Gli hotel in Croazia possono essere una buona soluzione di alloggio se si sceglie la formula all inclusive: dai 250 ai 300 euro a persona a settimana. Una formula del genere offre un notevole risparmio sui costi della vacanza, se la si sfrutta appieno. Ma gli appartamenti in Croazia sono solitamente la scelta favorita per chi viaggia nel paese. Non sono molto economici (dai 250 ai 400 euro a settimana, a seconda del luogo e della permanenza) ma rendono liberi dai vincoli d'orario dei pasti negli hotel. Soprattutto se si vuole mangiare fuori. E quanto costa mangiare in croazia? Dipende se il vostro pasto è a base di pesce o meno. La differenza può variare infatti dai 16 ai 25 euro: ma in ogni caso si tratta di un pranzo completo di tutte le portate principali e le bevande. E il servizio non si paga.
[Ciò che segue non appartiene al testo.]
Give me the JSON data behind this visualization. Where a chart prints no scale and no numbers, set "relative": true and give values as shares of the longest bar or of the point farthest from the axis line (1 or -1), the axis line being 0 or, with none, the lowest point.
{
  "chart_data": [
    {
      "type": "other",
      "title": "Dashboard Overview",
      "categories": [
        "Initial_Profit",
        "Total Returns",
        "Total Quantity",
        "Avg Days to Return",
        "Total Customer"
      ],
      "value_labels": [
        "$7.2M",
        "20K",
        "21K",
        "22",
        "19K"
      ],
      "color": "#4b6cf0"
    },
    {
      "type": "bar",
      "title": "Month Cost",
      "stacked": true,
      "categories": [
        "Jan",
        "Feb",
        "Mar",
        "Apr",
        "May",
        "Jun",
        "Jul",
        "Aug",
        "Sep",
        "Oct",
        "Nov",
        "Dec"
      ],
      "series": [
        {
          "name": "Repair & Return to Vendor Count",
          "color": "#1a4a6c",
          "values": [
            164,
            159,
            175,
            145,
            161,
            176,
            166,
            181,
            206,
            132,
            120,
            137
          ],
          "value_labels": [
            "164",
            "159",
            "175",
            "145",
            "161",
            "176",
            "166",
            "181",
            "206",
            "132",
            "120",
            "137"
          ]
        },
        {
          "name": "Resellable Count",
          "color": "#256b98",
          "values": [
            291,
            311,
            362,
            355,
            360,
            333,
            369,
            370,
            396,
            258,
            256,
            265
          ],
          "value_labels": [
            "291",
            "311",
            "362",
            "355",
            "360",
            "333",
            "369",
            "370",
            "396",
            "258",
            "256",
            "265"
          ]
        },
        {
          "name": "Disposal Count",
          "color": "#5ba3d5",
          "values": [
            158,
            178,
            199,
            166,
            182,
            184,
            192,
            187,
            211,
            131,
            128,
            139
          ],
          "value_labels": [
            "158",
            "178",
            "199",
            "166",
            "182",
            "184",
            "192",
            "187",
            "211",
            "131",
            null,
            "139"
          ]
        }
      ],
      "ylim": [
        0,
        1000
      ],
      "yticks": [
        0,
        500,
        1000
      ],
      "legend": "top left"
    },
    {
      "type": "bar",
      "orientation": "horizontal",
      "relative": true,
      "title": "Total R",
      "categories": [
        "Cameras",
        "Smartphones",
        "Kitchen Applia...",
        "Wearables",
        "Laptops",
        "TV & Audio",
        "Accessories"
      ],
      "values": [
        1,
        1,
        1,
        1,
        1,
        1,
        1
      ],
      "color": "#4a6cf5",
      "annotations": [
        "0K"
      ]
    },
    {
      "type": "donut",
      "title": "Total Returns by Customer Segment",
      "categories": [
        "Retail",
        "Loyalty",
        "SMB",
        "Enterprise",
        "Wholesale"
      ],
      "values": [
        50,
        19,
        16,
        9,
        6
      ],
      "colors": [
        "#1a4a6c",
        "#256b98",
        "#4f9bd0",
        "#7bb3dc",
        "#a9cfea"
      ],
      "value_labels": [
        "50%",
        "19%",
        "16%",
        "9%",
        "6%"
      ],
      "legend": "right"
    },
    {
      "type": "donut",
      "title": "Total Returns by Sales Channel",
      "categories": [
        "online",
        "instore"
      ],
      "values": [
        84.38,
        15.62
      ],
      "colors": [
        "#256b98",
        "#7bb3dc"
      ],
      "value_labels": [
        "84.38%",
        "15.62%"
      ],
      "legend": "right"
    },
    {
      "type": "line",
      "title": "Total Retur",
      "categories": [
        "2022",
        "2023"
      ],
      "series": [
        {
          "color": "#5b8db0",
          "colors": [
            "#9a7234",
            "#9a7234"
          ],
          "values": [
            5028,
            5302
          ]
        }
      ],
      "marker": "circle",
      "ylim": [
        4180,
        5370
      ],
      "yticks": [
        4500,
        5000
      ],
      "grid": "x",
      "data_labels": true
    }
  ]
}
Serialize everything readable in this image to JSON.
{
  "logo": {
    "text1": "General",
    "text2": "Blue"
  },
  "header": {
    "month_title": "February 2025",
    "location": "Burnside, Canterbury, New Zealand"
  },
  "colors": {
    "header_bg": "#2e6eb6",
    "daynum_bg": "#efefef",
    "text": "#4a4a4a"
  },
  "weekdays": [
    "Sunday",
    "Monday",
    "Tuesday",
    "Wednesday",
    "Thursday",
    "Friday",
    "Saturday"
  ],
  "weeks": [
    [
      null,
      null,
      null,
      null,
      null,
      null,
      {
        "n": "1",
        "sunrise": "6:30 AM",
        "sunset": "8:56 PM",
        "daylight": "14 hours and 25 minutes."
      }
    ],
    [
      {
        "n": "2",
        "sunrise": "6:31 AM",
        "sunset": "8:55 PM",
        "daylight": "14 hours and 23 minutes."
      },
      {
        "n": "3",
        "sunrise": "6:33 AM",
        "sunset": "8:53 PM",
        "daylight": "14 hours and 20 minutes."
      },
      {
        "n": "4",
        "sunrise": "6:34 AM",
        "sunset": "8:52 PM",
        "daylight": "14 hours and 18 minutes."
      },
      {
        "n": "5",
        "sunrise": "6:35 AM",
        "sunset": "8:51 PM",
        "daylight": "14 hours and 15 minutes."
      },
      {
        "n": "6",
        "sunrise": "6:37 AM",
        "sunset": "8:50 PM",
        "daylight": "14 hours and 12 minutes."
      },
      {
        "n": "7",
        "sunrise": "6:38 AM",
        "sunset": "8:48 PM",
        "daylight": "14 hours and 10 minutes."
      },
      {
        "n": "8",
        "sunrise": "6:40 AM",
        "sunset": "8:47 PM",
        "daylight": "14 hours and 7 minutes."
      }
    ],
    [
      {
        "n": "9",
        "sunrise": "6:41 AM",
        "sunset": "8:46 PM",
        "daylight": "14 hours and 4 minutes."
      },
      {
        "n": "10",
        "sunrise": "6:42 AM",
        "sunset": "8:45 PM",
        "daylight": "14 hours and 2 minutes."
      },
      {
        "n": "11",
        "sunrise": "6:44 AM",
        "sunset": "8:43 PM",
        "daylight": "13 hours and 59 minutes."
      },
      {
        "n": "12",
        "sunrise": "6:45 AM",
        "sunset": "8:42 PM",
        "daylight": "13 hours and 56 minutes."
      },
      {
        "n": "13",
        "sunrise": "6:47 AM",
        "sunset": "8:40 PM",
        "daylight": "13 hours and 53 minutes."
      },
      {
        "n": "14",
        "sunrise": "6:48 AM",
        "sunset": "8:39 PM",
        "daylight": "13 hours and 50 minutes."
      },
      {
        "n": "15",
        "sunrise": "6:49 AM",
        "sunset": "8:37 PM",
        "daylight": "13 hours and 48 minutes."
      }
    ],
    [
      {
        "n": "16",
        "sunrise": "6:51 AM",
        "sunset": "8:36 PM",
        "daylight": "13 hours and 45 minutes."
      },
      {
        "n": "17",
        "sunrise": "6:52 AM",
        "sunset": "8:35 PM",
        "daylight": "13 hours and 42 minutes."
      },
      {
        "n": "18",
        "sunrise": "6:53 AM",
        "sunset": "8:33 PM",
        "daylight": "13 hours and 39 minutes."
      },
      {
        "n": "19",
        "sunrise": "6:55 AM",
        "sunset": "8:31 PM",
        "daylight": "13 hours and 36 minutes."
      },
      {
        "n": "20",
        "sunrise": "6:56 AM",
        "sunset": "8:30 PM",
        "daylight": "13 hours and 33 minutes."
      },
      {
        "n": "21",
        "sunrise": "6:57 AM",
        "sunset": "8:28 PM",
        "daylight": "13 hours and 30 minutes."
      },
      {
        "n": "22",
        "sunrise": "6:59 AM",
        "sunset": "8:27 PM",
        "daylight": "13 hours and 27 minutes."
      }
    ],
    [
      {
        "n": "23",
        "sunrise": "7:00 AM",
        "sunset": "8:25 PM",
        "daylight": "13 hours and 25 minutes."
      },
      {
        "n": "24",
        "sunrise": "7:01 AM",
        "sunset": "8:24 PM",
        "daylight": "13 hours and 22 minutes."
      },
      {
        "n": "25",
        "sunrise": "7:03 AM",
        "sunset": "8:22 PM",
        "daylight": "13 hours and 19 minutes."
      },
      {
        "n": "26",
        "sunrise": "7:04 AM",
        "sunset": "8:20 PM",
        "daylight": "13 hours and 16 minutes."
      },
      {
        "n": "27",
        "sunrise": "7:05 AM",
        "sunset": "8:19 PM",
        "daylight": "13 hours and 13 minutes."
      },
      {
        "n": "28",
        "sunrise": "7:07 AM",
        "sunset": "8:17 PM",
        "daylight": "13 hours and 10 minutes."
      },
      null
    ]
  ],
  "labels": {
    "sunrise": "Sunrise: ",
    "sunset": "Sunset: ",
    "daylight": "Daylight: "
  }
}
Tenete comunque conto, come per qualsiasi cosa, che più la località è turistica più i costi aumenteranno. Dubrovnik è la città dai prezzi più alti: un caffè costa anche 1,80€, laddove da altre parti lo pagate come in Italia.

Spiaggia della Croazia

Foto di Jeremy Vandel

Quanto si spende in Croazia per il divertimento è una cosa che ovviamente dipende dalle vostre abitudini, e anche da dove andate. Le discoteche ad esempio: alcune sono gratuite, altre magari fanno pagare l'ingresso solo per eventi speciali (e siamo sui 5€). Un cocktail può costare 5-7€, come da noi. Una birra meno di 3€. Considerate poi che se vi spostate all'interno del paese vorrete sicuramente visitare una delle bellissime isole come Hvar: in quel caso, dovete tenere conto del costo dei traghetti. Ma c'è una cosa che in Croazia è totalmente gratuita: le spiagge. Tutti i lidi sono liberi, e non avrete l'obbligo di pagare per sdraio o ombrelloni. E se quindi a un bagno gratis aggiungiamo dei prezzi non poi così eccessivi, possiamo concludere che un viaggio in Croazia non è poi così dispendioso: per questa volta le nostre tasche non ne soffriranno.